Glass Transition and Sticky Point Temperatures and Stability/Mobility Diagram of Fruit Powders

Principal components present in fruits are low molecular weight sugars and some organic acids. They have low glass transition temperature (T _g) and are very hygroscopic in their amorphous state, so the dry product becomes sticky. Water acts as a plasticizer and decreases the glass transition temperature of the product with the increase in moisture content and water activity. To overcome this problem, ingredients having high T _g value, such as maltodextrin, and food grade anti-caking agents were added to prepare vacuum dried fruit powders. The relationship between T _g and a _w provides a simple method for prediction of safe storage temperature at different relative humidities environment. Food powders namely, mango, pineapple, and tomato (3–4% w.b moisture content) were produced by mixing with maltodextrin and tri calcium phosphate at predetermined levels before drying.
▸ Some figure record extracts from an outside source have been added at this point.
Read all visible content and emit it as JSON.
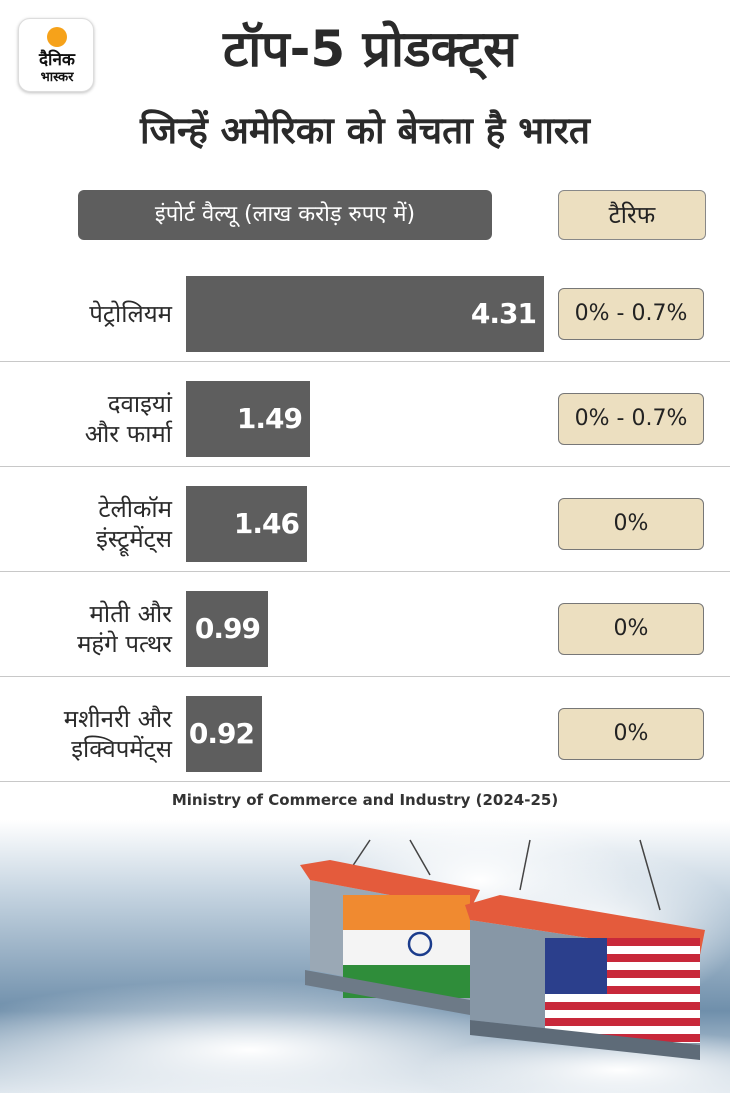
{
  "brand": {
    "line1": "दैनिक",
    "line2": "भास्कर",
    "sun_color": "#f6a21a"
  },
  "title": "टॉप-5 प्रोडक्ट्स",
  "subtitle": "जिन्हें अमेरिका को बेचता है भारत",
  "headers": {
    "import_value": "इंपोर्ट वैल्यू (लाख करोड़ रुपए में)",
    "tariff": "टैरिफ"
  },
  "source": "Ministry of Commerce and Industry (2024-25)",
  "colors": {
    "bar": "#5e5e5e",
    "tariff_box": "#ecdfc0"
  },
  "chart_data": {
    "type": "bar",
    "orientation": "horizontal",
    "categories": [
      [
        "पेट्रोलियम"
      ],
      [
        "दवाइयां",
        "और फार्मा"
      ],
      [
        "टेलीकॉम",
        "इंस्ट्रूमेंट्स"
      ],
      [
        "मोती और",
        "महंगे पत्थर"
      ],
      [
        "मशीनरी और",
        "इक्विपमेंट्स"
      ]
    ],
    "values": [
      4.31,
      1.49,
      1.46,
      0.99,
      0.92
    ],
    "value_labels": [
      "4.31",
      "1.49",
      "1.46",
      "0.99",
      "0.92"
    ],
    "tariffs": [
      "0% - 0.7%",
      "0% - 0.7%",
      "0%",
      "0%",
      "0%"
    ],
    "xlim": [
      0,
      4.31
    ],
    "grid": false,
    "legend": "none"
  }
}
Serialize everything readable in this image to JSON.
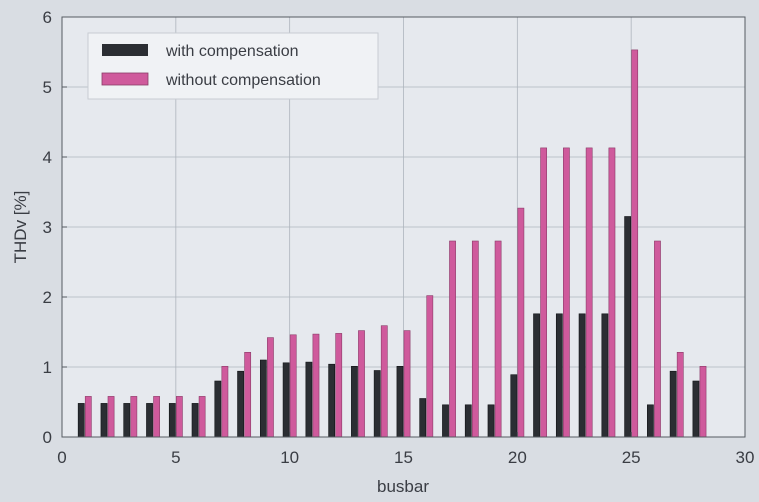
{
  "chart_data": {
    "type": "bar",
    "title": "",
    "xlabel": "busbar",
    "ylabel": "THDv [%]",
    "xlim": [
      0,
      30
    ],
    "ylim": [
      0,
      6
    ],
    "x_ticks": [
      0,
      5,
      10,
      15,
      20,
      25,
      30
    ],
    "y_ticks": [
      0,
      1,
      2,
      3,
      4,
      5,
      6
    ],
    "grid": true,
    "legend_position": "top-left",
    "x": [
      1,
      2,
      3,
      4,
      5,
      6,
      7,
      8,
      9,
      10,
      11,
      12,
      13,
      14,
      15,
      16,
      17,
      18,
      19,
      20,
      21,
      22,
      23,
      24,
      25,
      26,
      27,
      28
    ],
    "series": [
      {
        "name": "with compensation",
        "color": "#2b2e33",
        "values": [
          0.48,
          0.48,
          0.48,
          0.48,
          0.48,
          0.48,
          0.8,
          0.94,
          1.1,
          1.06,
          1.07,
          1.04,
          1.01,
          0.95,
          1.01,
          0.55,
          0.46,
          0.46,
          0.46,
          0.89,
          1.76,
          1.76,
          1.76,
          1.76,
          3.15,
          0.46,
          0.94,
          0.8
        ]
      },
      {
        "name": "without compensation",
        "color": "#cf5a9c",
        "values": [
          0.58,
          0.58,
          0.58,
          0.58,
          0.58,
          0.58,
          1.01,
          1.21,
          1.42,
          1.46,
          1.47,
          1.48,
          1.52,
          1.59,
          1.52,
          2.02,
          2.8,
          2.8,
          2.8,
          3.27,
          4.13,
          4.13,
          4.13,
          4.13,
          5.53,
          2.8,
          1.21,
          1.01
        ]
      }
    ]
  }
}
The relationship among glass transition temperature (T _g), sticky point temperature (T _s), moisture content and water activity of the three powders was represented in a stability/mobility diagram to find out safe storage conditions. Glass transition temperature of the fruit powders were interpreted in terms of the Gordon-Taylor model for verification. Glass transition and sticky point temperatures were compared by plotting them in a graph against moisture content.